While nothing is broken, it took me four days to get flexible enough to be able to do a full look over my own body.  This was one of those falls that make you look like Nick Nolte in the first scenes of North Dallas Forty where this utterly worn out football player is shown slowly lowering himself into a tub of water while cutaway scenes of him getting slammed on a football gridiron over and over show you why you may want to consider a non impact sport.

My lower back has a deep black bruise where my body made first contact with asphalt.

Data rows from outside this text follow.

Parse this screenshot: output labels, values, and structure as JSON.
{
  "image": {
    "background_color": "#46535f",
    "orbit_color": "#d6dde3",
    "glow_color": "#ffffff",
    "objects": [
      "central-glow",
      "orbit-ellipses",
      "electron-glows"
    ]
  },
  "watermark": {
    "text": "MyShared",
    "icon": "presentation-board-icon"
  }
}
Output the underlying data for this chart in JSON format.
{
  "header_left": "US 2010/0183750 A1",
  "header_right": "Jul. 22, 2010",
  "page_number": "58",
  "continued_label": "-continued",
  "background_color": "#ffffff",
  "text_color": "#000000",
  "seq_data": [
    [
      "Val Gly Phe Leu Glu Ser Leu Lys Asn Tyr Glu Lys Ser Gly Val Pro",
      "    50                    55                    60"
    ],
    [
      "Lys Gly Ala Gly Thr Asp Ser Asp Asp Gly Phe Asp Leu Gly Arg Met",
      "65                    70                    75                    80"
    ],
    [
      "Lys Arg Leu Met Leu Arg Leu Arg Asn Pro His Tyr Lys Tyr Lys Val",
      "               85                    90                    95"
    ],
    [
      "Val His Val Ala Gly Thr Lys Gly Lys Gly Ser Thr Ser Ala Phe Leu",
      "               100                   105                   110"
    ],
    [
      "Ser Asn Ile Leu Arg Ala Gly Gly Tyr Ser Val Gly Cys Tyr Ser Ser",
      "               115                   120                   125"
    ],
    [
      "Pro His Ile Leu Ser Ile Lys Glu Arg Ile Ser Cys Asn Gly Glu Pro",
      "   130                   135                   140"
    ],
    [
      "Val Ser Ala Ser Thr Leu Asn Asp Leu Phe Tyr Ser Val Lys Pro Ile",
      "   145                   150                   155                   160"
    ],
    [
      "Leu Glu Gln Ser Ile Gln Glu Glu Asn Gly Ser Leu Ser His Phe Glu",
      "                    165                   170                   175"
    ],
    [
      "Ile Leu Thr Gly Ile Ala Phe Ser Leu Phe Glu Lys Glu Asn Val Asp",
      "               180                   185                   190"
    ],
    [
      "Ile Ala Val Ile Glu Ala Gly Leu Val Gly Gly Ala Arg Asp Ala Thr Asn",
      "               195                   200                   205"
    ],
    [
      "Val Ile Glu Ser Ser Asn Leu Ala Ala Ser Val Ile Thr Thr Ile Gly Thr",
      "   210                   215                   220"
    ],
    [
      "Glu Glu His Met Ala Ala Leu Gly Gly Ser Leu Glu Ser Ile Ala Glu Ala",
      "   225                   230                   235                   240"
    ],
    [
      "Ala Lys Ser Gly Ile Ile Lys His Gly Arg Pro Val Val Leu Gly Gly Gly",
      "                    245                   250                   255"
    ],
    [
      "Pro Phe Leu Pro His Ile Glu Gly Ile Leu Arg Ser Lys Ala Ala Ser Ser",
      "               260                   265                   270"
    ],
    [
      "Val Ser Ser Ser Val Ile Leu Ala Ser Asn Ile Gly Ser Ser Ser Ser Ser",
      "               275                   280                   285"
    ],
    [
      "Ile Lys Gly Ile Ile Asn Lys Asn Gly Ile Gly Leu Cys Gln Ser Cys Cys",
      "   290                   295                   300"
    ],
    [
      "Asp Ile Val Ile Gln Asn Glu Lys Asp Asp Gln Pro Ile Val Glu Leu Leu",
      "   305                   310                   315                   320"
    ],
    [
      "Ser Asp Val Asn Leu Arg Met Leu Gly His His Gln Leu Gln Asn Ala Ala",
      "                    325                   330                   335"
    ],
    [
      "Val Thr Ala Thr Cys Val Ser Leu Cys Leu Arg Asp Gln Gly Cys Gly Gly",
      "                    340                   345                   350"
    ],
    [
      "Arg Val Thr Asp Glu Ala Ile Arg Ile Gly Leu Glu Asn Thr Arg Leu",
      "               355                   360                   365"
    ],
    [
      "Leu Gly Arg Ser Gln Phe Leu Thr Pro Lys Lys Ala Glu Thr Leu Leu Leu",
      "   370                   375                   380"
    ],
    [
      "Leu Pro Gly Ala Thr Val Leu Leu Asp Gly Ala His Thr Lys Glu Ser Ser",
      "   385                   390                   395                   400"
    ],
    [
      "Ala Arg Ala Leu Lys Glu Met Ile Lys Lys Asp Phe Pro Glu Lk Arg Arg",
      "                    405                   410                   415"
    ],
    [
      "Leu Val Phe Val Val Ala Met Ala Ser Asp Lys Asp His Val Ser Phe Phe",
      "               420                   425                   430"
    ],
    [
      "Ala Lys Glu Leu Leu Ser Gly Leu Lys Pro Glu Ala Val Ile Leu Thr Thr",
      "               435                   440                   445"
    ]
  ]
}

Skating is non impact, unless you fall.  And hey, you can get a tiddly stuck in your eye if you are too competitive in Tiddly Winks too, right?

It took four days to be fully mobile, for the muscle groups to be smooth enough that I was able to roll in bed without screaming out in agony, for my digestive tract to relax and be "regular".

Never had that happen before.

But anyone in any sport, especially at a beginners level or an elite level can injure themselves.

Take an elite level participant starting over and you just might want to leave the music off and at home.

The skates, helmet, pads, and skate pack all hit the floor.  Everything but the skate boots made it into the closet.  I left the skates out to tell myself I will be on the trail again.  Just not today.  Maybe the day after tomorrow.  Maybe next week.

That's the thing.  Recuperate like you need to but get on the trail.  Besides, I have a 25 year old Xmas dinner to work off next time out.

A minute on your lips, a decade on your hips, a workout leaves it on the trail. 

Trust me on that one.  All at 100 calories per mile at my level.

So how about it?  Ready for that training session?  Yeah, give me about a week, I'll be starting out slow.